I used to go to a little Christian school. Now I go to a bigger Christian school.
But more about me has changed than just that. I think differently about alcohol and my sister and chewing on your nails than I did when I was 8. I have different opinions on John Piper and the Methodist church and the education system than I did when I was 13. My understanding of hell and grace and sin are different than they were at 16.
I don’t think this is because my convictions are weak. I think this is because I’m a better listener than I once was. I think this is because I have walked around with my eyes open and what I saw made me think differently.
In a thousand and one ways, I belong in the church. I was born into it, raised up in it, baptized, fed, confirmed. The cracked tile floors of the Fellowship Hall, the gentle curve of the alter rail, the coffee-stained scent of the outdated kitchen — this is my place.
But sometimes I don’t feel very at home. Sometimes, when I’m listening, I hear things that make me fold into myself. Sometimes I hear people talk about others who believe hell is not a place and who think the death penalty is inhumane. And the things these people are saying are about me, and they make me feel like a stranger. An unwelcomed stranger. An enemy, even.
When we treat our own family like strangers, why do we ever expect strangers to join the family? I’m an insider who knows the Apostles’ Creed and was equipped with many colored bead bracelets to convert all the non-believers over the years.

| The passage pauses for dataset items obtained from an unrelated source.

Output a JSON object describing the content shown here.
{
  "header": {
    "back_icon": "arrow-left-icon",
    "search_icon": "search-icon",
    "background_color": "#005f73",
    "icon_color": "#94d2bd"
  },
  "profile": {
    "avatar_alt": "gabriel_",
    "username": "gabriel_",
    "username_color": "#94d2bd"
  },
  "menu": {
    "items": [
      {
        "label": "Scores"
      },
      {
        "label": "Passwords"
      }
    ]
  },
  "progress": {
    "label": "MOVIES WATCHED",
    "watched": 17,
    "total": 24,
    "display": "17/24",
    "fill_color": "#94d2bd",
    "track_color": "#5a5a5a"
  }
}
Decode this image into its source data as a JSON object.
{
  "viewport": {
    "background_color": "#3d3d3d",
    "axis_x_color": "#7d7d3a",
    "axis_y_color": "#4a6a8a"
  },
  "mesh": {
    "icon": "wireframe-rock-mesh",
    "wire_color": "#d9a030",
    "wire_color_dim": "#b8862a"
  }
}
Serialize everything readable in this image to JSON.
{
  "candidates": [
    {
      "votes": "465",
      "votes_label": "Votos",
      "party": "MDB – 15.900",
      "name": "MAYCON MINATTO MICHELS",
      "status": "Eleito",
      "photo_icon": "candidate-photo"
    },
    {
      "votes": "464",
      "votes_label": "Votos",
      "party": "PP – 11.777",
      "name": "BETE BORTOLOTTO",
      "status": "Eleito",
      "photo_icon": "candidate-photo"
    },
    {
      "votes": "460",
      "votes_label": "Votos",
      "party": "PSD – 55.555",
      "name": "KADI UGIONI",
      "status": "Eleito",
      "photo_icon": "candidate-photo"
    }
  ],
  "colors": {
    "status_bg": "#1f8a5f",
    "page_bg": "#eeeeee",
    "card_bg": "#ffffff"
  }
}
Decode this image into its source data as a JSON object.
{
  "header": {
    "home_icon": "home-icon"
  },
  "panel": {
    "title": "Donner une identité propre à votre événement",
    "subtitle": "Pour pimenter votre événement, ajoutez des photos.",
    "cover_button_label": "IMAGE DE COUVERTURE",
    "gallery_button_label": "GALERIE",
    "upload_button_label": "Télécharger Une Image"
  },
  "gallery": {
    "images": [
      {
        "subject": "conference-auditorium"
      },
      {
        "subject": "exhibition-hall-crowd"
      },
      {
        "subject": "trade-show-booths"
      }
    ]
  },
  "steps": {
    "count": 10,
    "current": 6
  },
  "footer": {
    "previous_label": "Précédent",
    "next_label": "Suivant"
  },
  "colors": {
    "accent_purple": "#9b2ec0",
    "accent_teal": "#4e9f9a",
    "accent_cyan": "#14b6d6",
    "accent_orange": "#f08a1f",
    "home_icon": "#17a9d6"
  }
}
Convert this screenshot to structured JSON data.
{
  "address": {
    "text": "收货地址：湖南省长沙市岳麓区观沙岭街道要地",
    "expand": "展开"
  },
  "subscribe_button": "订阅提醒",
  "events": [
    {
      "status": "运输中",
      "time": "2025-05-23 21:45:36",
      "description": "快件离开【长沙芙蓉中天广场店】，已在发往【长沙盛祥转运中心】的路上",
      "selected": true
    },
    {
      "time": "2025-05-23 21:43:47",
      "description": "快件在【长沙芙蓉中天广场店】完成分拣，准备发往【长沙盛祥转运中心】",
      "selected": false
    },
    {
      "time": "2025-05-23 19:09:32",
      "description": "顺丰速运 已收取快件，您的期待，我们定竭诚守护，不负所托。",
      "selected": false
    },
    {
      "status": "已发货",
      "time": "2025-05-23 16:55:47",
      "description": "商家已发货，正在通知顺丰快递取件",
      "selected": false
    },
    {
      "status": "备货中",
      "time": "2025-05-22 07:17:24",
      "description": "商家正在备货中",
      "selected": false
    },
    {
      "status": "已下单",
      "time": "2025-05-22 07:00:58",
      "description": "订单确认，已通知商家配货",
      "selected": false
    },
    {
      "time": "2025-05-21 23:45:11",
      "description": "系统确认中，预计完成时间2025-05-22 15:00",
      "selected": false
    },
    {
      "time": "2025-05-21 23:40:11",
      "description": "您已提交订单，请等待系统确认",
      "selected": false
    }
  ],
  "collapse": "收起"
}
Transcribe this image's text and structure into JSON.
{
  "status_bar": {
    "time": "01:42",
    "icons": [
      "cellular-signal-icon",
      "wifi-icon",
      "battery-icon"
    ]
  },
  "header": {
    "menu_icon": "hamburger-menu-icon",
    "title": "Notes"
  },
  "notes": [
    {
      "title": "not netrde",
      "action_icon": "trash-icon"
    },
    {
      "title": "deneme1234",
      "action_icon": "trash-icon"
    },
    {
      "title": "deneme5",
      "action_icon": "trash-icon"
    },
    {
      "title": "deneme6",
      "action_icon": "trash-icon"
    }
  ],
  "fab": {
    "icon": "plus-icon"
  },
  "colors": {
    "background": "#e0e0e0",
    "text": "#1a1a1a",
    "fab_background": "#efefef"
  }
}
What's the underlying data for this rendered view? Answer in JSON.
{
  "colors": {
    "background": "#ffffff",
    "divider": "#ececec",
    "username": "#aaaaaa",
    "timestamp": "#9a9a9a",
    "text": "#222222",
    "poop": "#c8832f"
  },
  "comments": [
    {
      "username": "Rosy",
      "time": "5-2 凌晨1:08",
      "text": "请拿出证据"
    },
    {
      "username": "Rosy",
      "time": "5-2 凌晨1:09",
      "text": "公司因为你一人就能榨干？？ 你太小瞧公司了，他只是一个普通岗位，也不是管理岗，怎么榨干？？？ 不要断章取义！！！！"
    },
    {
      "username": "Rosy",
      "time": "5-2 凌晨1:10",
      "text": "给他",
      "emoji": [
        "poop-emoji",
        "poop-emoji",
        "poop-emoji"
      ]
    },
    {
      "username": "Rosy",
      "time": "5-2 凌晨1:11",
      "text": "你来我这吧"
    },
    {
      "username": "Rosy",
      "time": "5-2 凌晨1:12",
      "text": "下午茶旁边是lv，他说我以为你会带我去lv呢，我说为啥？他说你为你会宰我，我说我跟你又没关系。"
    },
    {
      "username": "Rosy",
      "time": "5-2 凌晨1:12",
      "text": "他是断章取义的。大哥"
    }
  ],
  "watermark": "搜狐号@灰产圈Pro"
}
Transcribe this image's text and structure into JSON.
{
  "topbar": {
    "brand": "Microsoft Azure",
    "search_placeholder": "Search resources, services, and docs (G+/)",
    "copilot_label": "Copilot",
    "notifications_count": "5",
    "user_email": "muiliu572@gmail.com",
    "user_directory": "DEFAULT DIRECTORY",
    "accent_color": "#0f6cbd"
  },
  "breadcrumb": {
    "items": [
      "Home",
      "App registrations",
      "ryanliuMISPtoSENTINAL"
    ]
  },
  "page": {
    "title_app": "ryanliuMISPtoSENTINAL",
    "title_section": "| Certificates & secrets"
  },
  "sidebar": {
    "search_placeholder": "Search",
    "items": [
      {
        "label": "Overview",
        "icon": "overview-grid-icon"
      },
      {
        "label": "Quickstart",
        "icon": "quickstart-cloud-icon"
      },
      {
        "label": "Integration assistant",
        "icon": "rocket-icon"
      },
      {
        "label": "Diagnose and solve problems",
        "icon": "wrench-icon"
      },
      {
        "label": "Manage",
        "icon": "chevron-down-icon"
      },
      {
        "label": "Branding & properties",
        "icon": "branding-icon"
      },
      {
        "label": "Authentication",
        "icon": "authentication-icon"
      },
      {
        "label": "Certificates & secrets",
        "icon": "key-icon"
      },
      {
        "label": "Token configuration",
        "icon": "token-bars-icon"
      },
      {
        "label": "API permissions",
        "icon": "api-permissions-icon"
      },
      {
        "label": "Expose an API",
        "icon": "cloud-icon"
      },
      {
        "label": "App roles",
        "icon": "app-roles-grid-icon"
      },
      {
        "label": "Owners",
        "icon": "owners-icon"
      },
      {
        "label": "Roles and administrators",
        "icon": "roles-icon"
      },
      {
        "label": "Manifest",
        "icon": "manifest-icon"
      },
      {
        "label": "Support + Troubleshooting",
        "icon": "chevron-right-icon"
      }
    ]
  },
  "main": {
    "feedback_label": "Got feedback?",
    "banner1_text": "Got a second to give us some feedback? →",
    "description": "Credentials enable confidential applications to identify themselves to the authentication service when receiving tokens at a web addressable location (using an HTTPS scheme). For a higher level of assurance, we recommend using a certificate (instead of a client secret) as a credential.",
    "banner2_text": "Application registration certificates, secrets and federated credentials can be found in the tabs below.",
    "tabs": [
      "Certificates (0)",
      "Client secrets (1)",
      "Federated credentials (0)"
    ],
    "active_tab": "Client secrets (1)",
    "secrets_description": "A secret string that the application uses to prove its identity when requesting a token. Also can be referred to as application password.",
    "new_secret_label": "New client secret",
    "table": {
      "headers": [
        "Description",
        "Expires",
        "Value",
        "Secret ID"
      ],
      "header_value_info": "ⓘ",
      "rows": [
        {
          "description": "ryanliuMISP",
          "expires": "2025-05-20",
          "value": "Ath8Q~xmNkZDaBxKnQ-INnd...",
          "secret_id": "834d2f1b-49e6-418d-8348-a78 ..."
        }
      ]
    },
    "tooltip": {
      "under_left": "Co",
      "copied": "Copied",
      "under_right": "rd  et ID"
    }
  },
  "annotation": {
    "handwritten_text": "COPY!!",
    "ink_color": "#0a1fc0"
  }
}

This is my territory, and it feels like an enemy minefield at times.
And the hardest part is this: the solution starts with me. Because when I accuse you of doing exactly what I myself have done in the past, of being what I have personally been, the problem is perpetuated and the answer is even further out of our grasp.
As tempted as I am to draw up battle lines and stand with my dear friends who are misunderstood or never even given a chance by the church, I know this only does us all a disservice. So I will stay with the church. I’m not giving up on it. I am the church. But I am also the outsider, and I refuse to turn off the parts of my mind that fundamentally disagree with the church, even if that’s the only way to feel accepted by it.
Some (or a ton) of my opinions are different now. And next year at this time, I will probably have a different conception of God than I do currently. He is mystery and poetry, and the closest thing we have is just metaphor. So I’m learning and always changing and walking, and I’ll keep going.
I hold firmly to hope, even when I’m strung out and sick of it all, because I think that, when we are radically honest with ourselves, we all have little bits of outsider in us—dissonant beliefs, serious questions, and in this way, we have a base similarity.
Grace is that Christ would invite us in anyway.